Today, we are living through extraordinary times and facing tremendous challenges. As the world deals with the unprecedented health emergency triggered by the Covid-19 pandemic, the global economy is facing its biggest shock since the Great Depression. This is having a major impact on jobs and investment across all parts of the economy, including the energy sector.

Governments have taken the lead in providing urgent financial and economic relief to prevent the crisis from going into a downward spiral, but the damage is still severe. Today, attention is increasingly focusing on how to foster an economic recovery that repairs that damage while also putting the world in a better position for the future.

Since the scale of the economic crisis began to emerge, the International Energy Agency has been leading the calls for governments to make the recovery as sustainable and resilient as possible.

This means immediately addressing the core issues of global recession and soaring unemployment – and doing so in a way that also takes into account the key challenge of building cleaner and more secure energy systems.

At the IEA, we quickly re-focused the work of our analytical teams across the Agency on the shocks caused by the crisis to global energy demand, assessing the impact across oil, gas, coal, electricity and renewables. We then quantified and examined the staggering effects in key areas, such as the unparalleled 20% plunge in global energy investment that is expected this year. And now, we are identifying the most effective measures available to governments as they consider their once- in-a-lifetime recovery plans. The Sustainable Recovery Plan proposed in our new World Energy Outlook Special Report is the result.

The Sustainable Recovery Plan is not intended to tell governments what they must do. It seeks to show them what they can do. Whether countries choose to follow the measures laid out in the plan remains their sovereign choice. Our plan – a combination of policy actions and targeted investments – offers a hugely encouraging picture of what the world can achieve despite the tremendous difficulties we face today.

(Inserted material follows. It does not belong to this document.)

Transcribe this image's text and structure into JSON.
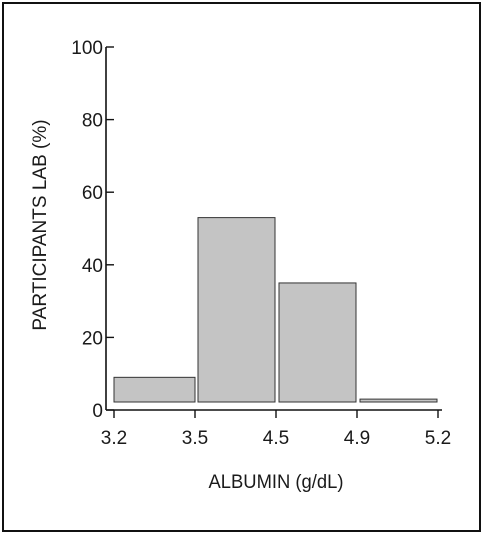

As they design economic recovery plans, policy makers are having to make enormously consequential decisions in a very short space of time.

These decisions will shape economic trends and energy infrastructure for decades to come and will almost certainly determine whether the world has a chance of meeting its long-term energy and climate goals. Our Sustainable Recovery Plan shows governments have a unique opportunity today to boost economic growth, create millions of new jobs and put global greenhouse gas emissions into structural decline.

Even before the Covid-19 crisis, cities across Europe were asking for sustainable investment, companies were planning for it, and people were out in the streets marching for it. The European Commission made the European Green Deal its top priority a few short months ago, and it is now aiming for a sustainable and resilient recovery.

In Europe, as in many other parts of the world, investing in clean energy technologies, clean transport and clean industries is the way to create well-paying local jobs that boost economic growth.

Such investments will help the world move closer to meeting our international climate and sustainable energy goals and making economies more resilient to future shocks. This means putting resources into viable projects that bring both immediate and long-term gains, such as housing renovation, clean energy infra- structure and low-carbon transport.

To build momentum for these efforts, the IEA is bringing together top decision-makers from government, industry, the investment community and civil society for the IEA Clean Energy Transitions Summit on 9 July. A sustainable recovery is within our reach – I hope the grand coalition of global energy leaders we are assembling will seize this opportunity.